Tapi ada buta warna jenis lainnya. Warna merah bunga tidak nampak, tapi hijau daunnya kelihatan. Itu disebut buta warna merah. Sebaliknya ada yang nampak merah bunga mawar, tapi hijau daunnya tidak kelihatan. Ini disebut buta warna hijau.
Buta warna merah jadi perhatian jika soal keselamatan. Soalnya isyarat merah biasanya menunjukkan mara bahaya. Pilot yang buta warna tidak bisa melihat lampu merah di ujung sayap kiri jika dia buta merah.
Sebaliknya, buta warna hijau tidak bisa melihat lampu hijau di ujung sayap kanan. Kekeliruan bisa terjadi saat ada pesawat lain yang menuju pesawat yang dipiloti orang dengan buta warna ini. Tubrukan bisa tak terelakkan. Ini membahayakan dirinya dan orang lain. Calon seperti ini harus di-grounded.
Calon penerbang yang buta warna pasti ditolak. Jadi para pelajar, sejak bisa baca tulis harusnya dites buta warna. Tes ini bisa dilakukan dengan aplikasi HP. Di Google Play, misalnya, ketik saja Ishihara.
Di situ ada 36 gambar yang harus dibaca semua dengan benar. Empat angka terakhir masing-masing terdiri dari dua angka. Angka pertama berwarna merah, sementara angka yang kedua berwarna hijau. Jika tidak bisa baca angka pertama disebut buta warna merah, jika yang kedua tak bisa dibaca disebut buta warna hijau.
Dari 36 gambar itu jika yang terbaca hanya angka pertama saja, disebutnya buta warna total. Dengan demikian, anak laki-laki yang buta warna sebaiknya jangan bercita-cita menjadi dokter, farmasi, kimia, atau penerbangan. Buta warna hanya mengenai anak laki-laki saja, sekitar 5% dari populasi.
Tapi rupanya ada beberapa dokter yang buta warna. Bahkan ada yang jadi dokter spesialis anak. Itu akibat kekeliruan dokter pemeriksa kesehatan, atau karena ada KKN. Yang kerap terjadi lainnya adalah, calon yang buta warna sudah menghapal 36 bacaan tes Ishihara. Hingga akhirnya kini tes dianjurkan dilakukan secara acak.

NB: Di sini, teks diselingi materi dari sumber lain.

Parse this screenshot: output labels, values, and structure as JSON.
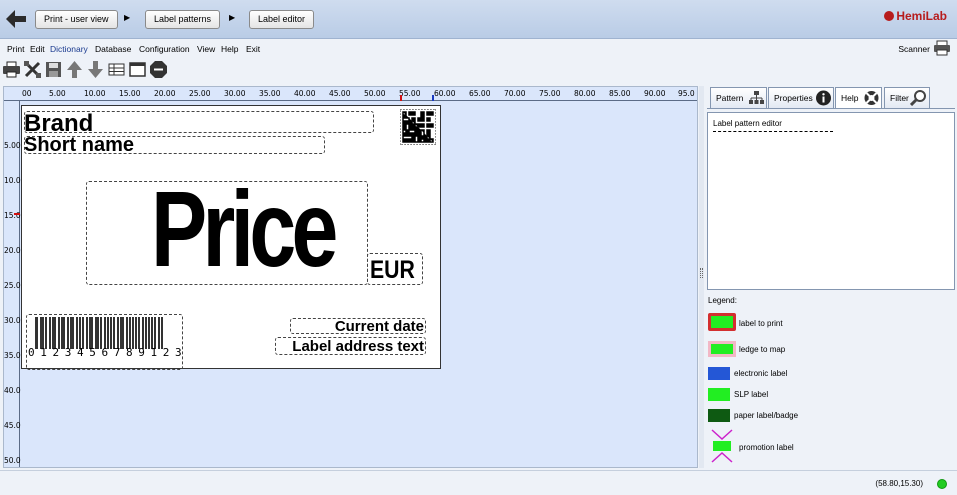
{
  "header": {
    "breadcrumbs": [
      "Print - user view",
      "Label patterns",
      "Label editor"
    ],
    "separator": "▶",
    "logo_text": "HemiLab",
    "logo_color": "#b71c1c"
  },
  "menu": {
    "items": [
      "Print",
      "Edit",
      "Dictionary",
      "Database",
      "Configuration",
      "View",
      "Help",
      "Exit"
    ],
    "active": "Dictionary",
    "scanner_label": "Scanner"
  },
  "toolbar": {
    "icons": [
      "printer-icon",
      "crop-icon",
      "save-icon",
      "arrow-up-icon",
      "arrow-down-icon",
      "table-icon",
      "window-icon",
      "stop-icon"
    ]
  },
  "rulers": {
    "top": [
      "00",
      "5.00",
      "10.00",
      "15.00",
      "20.00",
      "25.00",
      "30.00",
      "35.00",
      "40.00",
      "45.00",
      "50.00",
      "55.00",
      "60.00",
      "65.00",
      "70.00",
      "75.00",
      "80.00",
      "85.00",
      "90.00",
      "95.0"
    ],
    "left": [
      "5.00",
      "10.0",
      "15.0",
      "20.0",
      "25.0",
      "30.0",
      "35.0",
      "40.0",
      "45.0",
      "50.0"
    ]
  },
  "label": {
    "brand": "Brand",
    "short_name": "Short name",
    "price": "Price",
    "currency": "EUR",
    "barcode_digits": "0 1 2 3 4 5 6 7 8 9 1 2 3",
    "current_date": "Current date",
    "address": "Label address text"
  },
  "right_panel": {
    "tabs": [
      "Pattern",
      "Properties",
      "Help",
      "Filter"
    ],
    "active_tab": "Help",
    "help_title": "Label pattern editor",
    "legend_title": "Legend:",
    "legend": [
      {
        "label": "label to print",
        "color": "#22ee22",
        "border": "#d32f2f"
      },
      {
        "label": "ledge to map",
        "color": "#22ee22",
        "border": "#f2b8c6"
      },
      {
        "label": "electronic label",
        "color": "#2457d6"
      },
      {
        "label": "SLP label",
        "color": "#22ee22"
      },
      {
        "label": "paper label/badge",
        "color": "#0e5a12"
      },
      {
        "label": "promotion label",
        "color": "#22ee22",
        "mark": "#cc22cc"
      }
    ]
  },
  "status": {
    "coords": "(58.80,15.30)",
    "indicator_color": "#22cc22"
  }
}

Seorang dokter buta warna yang bekerja di bagian histotogi misalnya, akan kesulitan karena pekerjaannya harus bisa baca sediaan dengan warna merah dan hijau. Saya tanya, ketika dites masuk dia bilang buta warna parsial. Istilah total dan parsial adalah istilah kuno untuk tes buta warna. Parsial bisa saja buta warna merah saja, atau hijau saja.

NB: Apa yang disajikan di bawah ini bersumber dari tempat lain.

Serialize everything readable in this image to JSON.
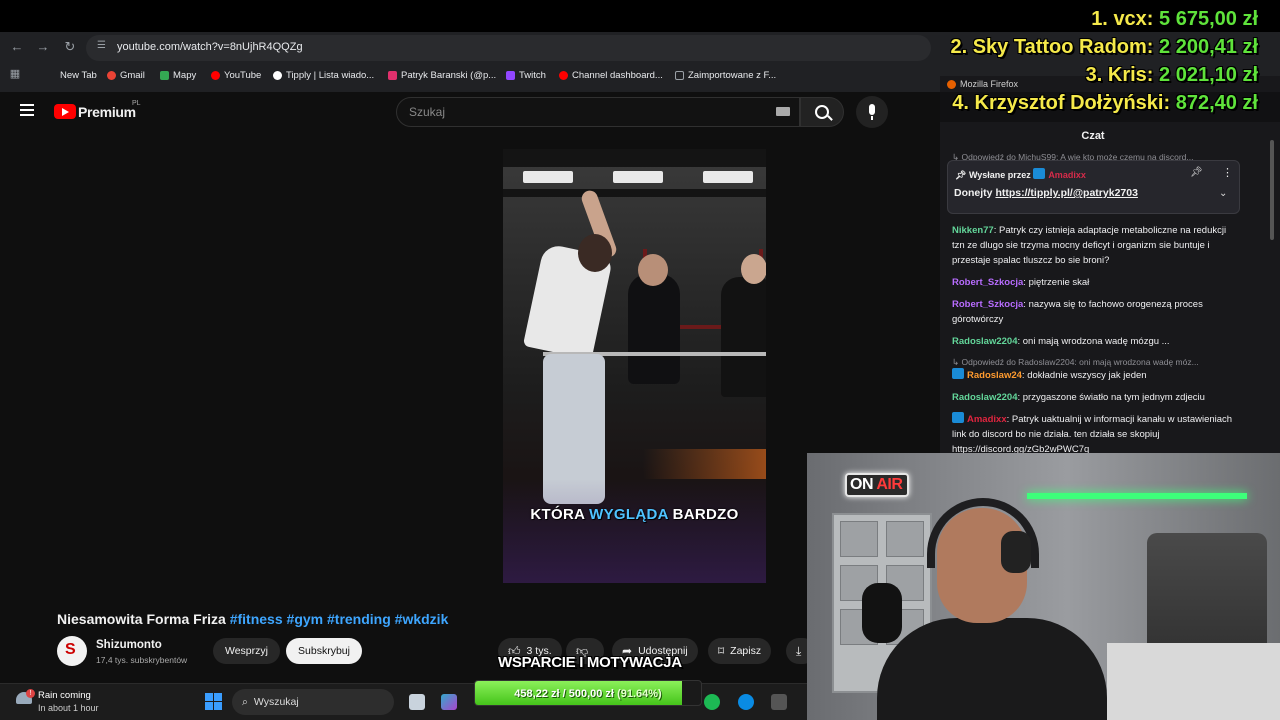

Tapi toh dokter pemeriksa meloloskan dia jadi dokter. Saya tanyakan bagaimana dia bekerja. "Saya hanya lebih lama menentukan diagnosis histologi," kata dia. Apakah ini membahayakan? Tentu saja tidak buat dia, buat dokter tidak ada risikonya. Tapi buat pasien risikonya besar. Salah diagnosis bisa bikin pasien meninggal.
Dokter dengan buta warna lainnya yang saya tahu adalah dokter umum. Ketika masuk kedokteran, dia tahu kalau dia buta warna. Karena itu dia menghafal 36 tes buta warna. Dia langsung lolos karena dites secara urut.
Dia lalu melamar jadi kandidat dokter spesialis anak. Ketika mau lulus, dia dites hematologi dengan melihat mikroskop. Pagi-pagi dia datang ketika petugas menyiapkan soal ujian. Dia mengamati ciri sediaan dan bertanya, "Sediaan apa itu?"
Dari 20 tes hematologi itu dia lolos. Bukan dengan melihat lewat okuler mikroskop, melainkan dilihat secara makroskopis. Dia lulus sebagai dokter spesialis anak.
Apakah dalam sehari-hari dia ada kesulitan? Ada. Ketika ada pasien demam berdarah misalnya, dia kesulitan membedakan antara pendarahan bawah kulit dan gigitan nyamuk. Ini masalah diagnosis kritis. Jika pendarahan, pasien harus masuk RS. Jika dipulangkan pasien bisa meninggal di rumah. Apa akalnya? Panggil suster. Wanita jarang ada yang buta warna, jadi untung ada suster perempuan.
Sebenarnya ada lagi buta warna ketiga, yaitu buta warna biru dan kuning. Ini bukan keturunan seperti buta warna merah dan hijau, melainkan didapat karena keracunan pelarut. Jika sudah tidak terpapar lagi, buta warna ini bisa pulih kembali. Tesnya juga bukan Ishihara, melainkan tes HRR.
Jadi meski buta warna tidak membahayakan diri dokter secara pribadi, tapi hal ini bisa fatal bagi pasien jika terjadi salah diagnosis. Dokter pemeriksa tidak boleh mengalami dilema etika. Untuk mengetahui berat atau ringannya buta warna bisa pakai tes HRR. Harus ada keputusan tegas. Seringan apa pun, calon dokter tidak boleh buta warna.